Many religious leaders before Jesus had said that giving large sums of money which had in fact been gained by cheating or extortion were not gifts valued in the eyes of God. For what is given to God should be used to create true fellowship- not nice little holy huddles- but diverse societies in which every person has a fair chance of living and working and loving and believing. Money which had been acquired through destroying such fellowship was simply defeating God’s object.
Paul wrote that Jesus Christ, through his poverty, was able to make us rich. (And no, I do not take that as a text for the ”prosperity Gospel.”) Jesus Christ, through his self-giving was able to make us rich in faith and in fellowship. By introducing us to a Giving God, he restored our faith in ourselves- God believes that we are worth it. God does not demand; he gives.

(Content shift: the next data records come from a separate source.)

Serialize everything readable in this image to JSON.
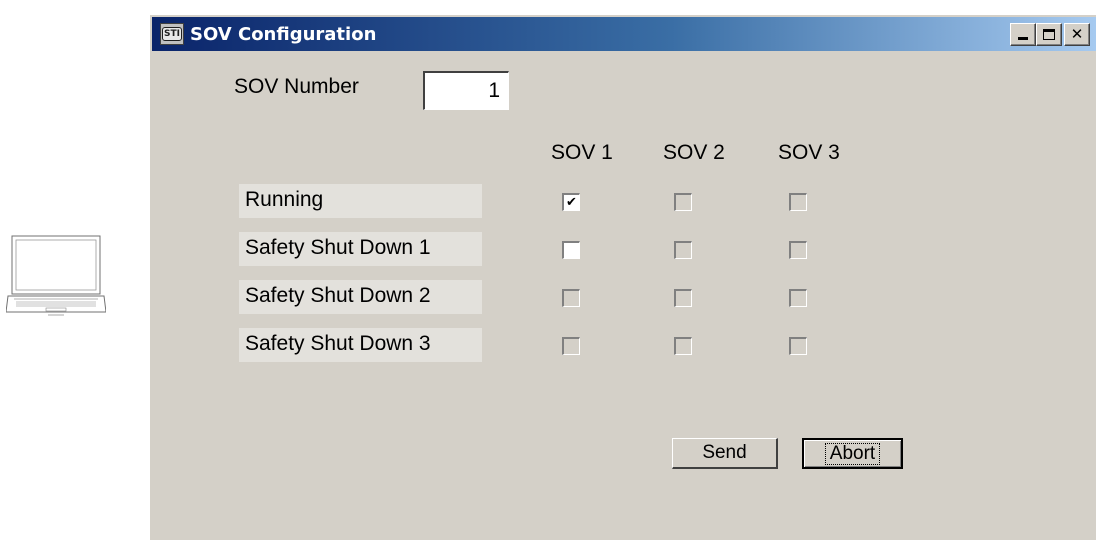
{
  "window": {
    "title": "SOV Configuration",
    "icon_text": "STI",
    "controls": [
      "minimize-icon",
      "maximize-icon",
      "close-icon"
    ]
  },
  "sov_number": {
    "label": "SOV Number",
    "value": "1"
  },
  "columns": [
    "SOV 1",
    "SOV 2",
    "SOV 3"
  ],
  "rows": [
    {
      "label": "Running",
      "checks": [
        {
          "checked": true,
          "enabled": true
        },
        {
          "checked": false,
          "enabled": false
        },
        {
          "checked": false,
          "enabled": false
        }
      ]
    },
    {
      "label": "Safety Shut Down 1",
      "checks": [
        {
          "checked": false,
          "enabled": true
        },
        {
          "checked": false,
          "enabled": false
        },
        {
          "checked": false,
          "enabled": false
        }
      ]
    },
    {
      "label": "Safety Shut Down 2",
      "checks": [
        {
          "checked": false,
          "enabled": false
        },
        {
          "checked": false,
          "enabled": false
        },
        {
          "checked": false,
          "enabled": false
        }
      ]
    },
    {
      "label": "Safety Shut Down 3",
      "checks": [
        {
          "checked": false,
          "enabled": false
        },
        {
          "checked": false,
          "enabled": false
        },
        {
          "checked": false,
          "enabled": false
        }
      ]
    }
  ],
  "buttons": {
    "send": "Send",
    "abort": "Abort"
  },
  "colors": {
    "titlebar_start": "#0a246a",
    "titlebar_end": "#a6caf0",
    "window_bg": "#d4d0c8"
  }
}
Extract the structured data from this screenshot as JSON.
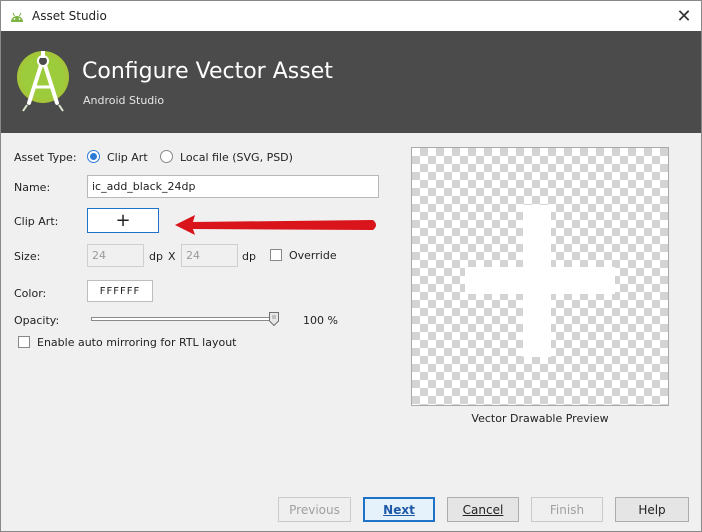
{
  "window": {
    "title": "Asset Studio",
    "close_glyph": "✕"
  },
  "header": {
    "title": "Configure Vector Asset",
    "subtitle": "Android Studio"
  },
  "form": {
    "asset_type_label": "Asset Type:",
    "asset_type_options": [
      {
        "label": "Clip Art",
        "selected": true
      },
      {
        "label": "Local file (SVG, PSD)",
        "selected": false
      }
    ],
    "name_label": "Name:",
    "name_value": "ic_add_black_24dp",
    "clip_art_label": "Clip Art:",
    "clip_art_glyph": "+",
    "size_label": "Size:",
    "size_width": "24",
    "size_height": "24",
    "size_unit_1": "dp",
    "size_x": "X",
    "size_unit_2": "dp",
    "override_label": "Override",
    "color_label": "Color:",
    "color_value": "FFFFFF",
    "opacity_label": "Opacity:",
    "opacity_value": 100,
    "opacity_text": "100 %",
    "rtl_label": "Enable auto mirroring for RTL layout"
  },
  "preview": {
    "label": "Vector Drawable Preview"
  },
  "footer": {
    "previous_label": "Previous",
    "next_label": "Next",
    "cancel_label": "Cancel",
    "finish_label": "Finish",
    "help_label": "Help"
  },
  "colors": {
    "header_bg": "#4b4b4b",
    "accent": "#1e73c9",
    "arrow": "#d9151b",
    "logo_green": "#a4c639"
  }
}
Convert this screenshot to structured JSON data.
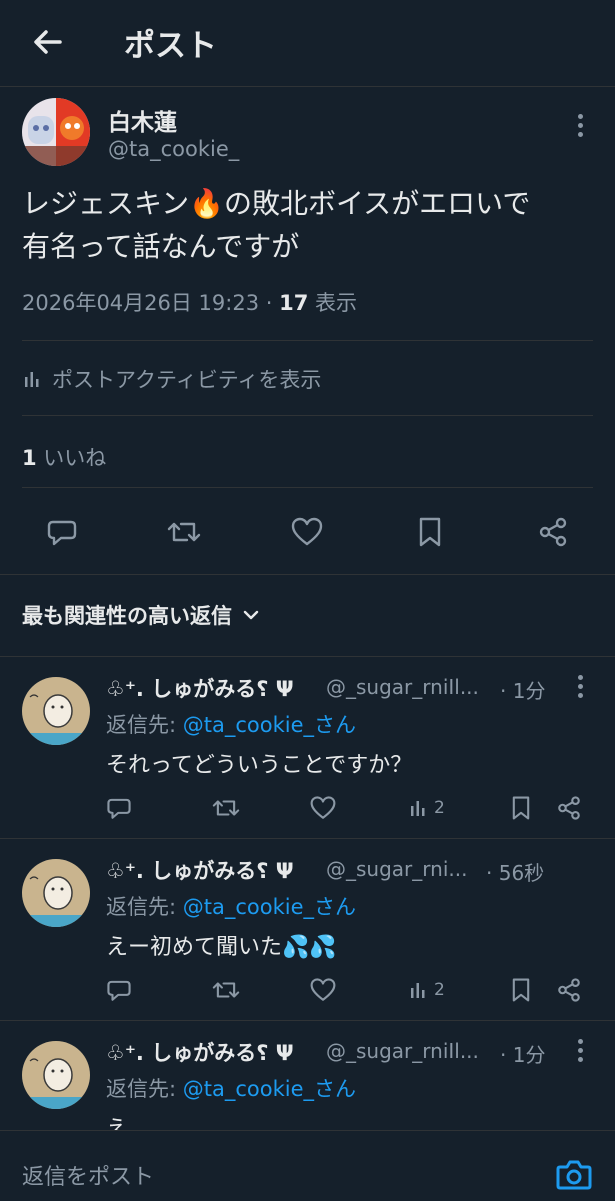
{
  "header": {
    "title": "ポスト",
    "back_icon": "arrow-left-icon"
  },
  "post": {
    "author_name": "白木蓮",
    "author_handle": "@ta_cookie_",
    "text_line1": "レジェスキン🔥の敗北ボイスがエロいで",
    "text_line2": "有名って話なんですが",
    "timestamp": "2026年04月26日 19:23",
    "sep": " · ",
    "views_count": "17",
    "views_label": " 表示",
    "activity_label": "ポストアクティビティを表示",
    "likes_count": "1",
    "likes_label": " いいね"
  },
  "sort_label": "最も関連性の高い返信",
  "replies": [
    {
      "name": "♧⁺. しゅがみる⸮ Ψ",
      "handle": "@_sugar_rniIl...",
      "time": "· 1分",
      "reply_to_prefix": "返信先: ",
      "reply_to_mention": "@ta_cookie_さん",
      "text": "それってどういうことですか？",
      "views": "2"
    },
    {
      "name": "♧⁺. しゅがみる⸮ Ψ",
      "handle": "@_sugar_rni...",
      "time": "· 56秒",
      "reply_to_prefix": "返信先: ",
      "reply_to_mention": "@ta_cookie_さん",
      "text": "えー初めて聞いた💦💦",
      "views": "2"
    },
    {
      "name": "♧⁺. しゅがみる⸮ Ψ",
      "handle": "@_sugar_rniIl...",
      "time": "· 1分",
      "reply_to_prefix": "返信先: ",
      "reply_to_mention": "@ta_cookie_さん",
      "text": "え",
      "views": ""
    }
  ],
  "composer": {
    "placeholder": "返信をポスト"
  },
  "colors": {
    "background": "#15202b",
    "text": "#e7e9ea",
    "muted": "#8b98a5",
    "accent": "#1d9bf0",
    "divider": "#2f3336"
  }
}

Therefore, whether we think we have little or much to contribute, the actual amount of time or money we give of little significance. What matters is our faith in the work of God in church and in community and our belief that we can make a contribution. Even that woman who put one small coin in the Offertory dish felt rich for that moment because she had faith in what she was giving.
And Jesus Christ is able to make us rich in fellowship. Because there is no need to compete; to compare ourselves with what others are doing and giving, we can enjoy the richness of community. Others are no longer rivals or critics but potential friends. And that feels rich.
And so, at the end of the day, the question is not “how much can you give?” But “do you believe that what you give is precious and useful to God?” Jesus says “Yes.”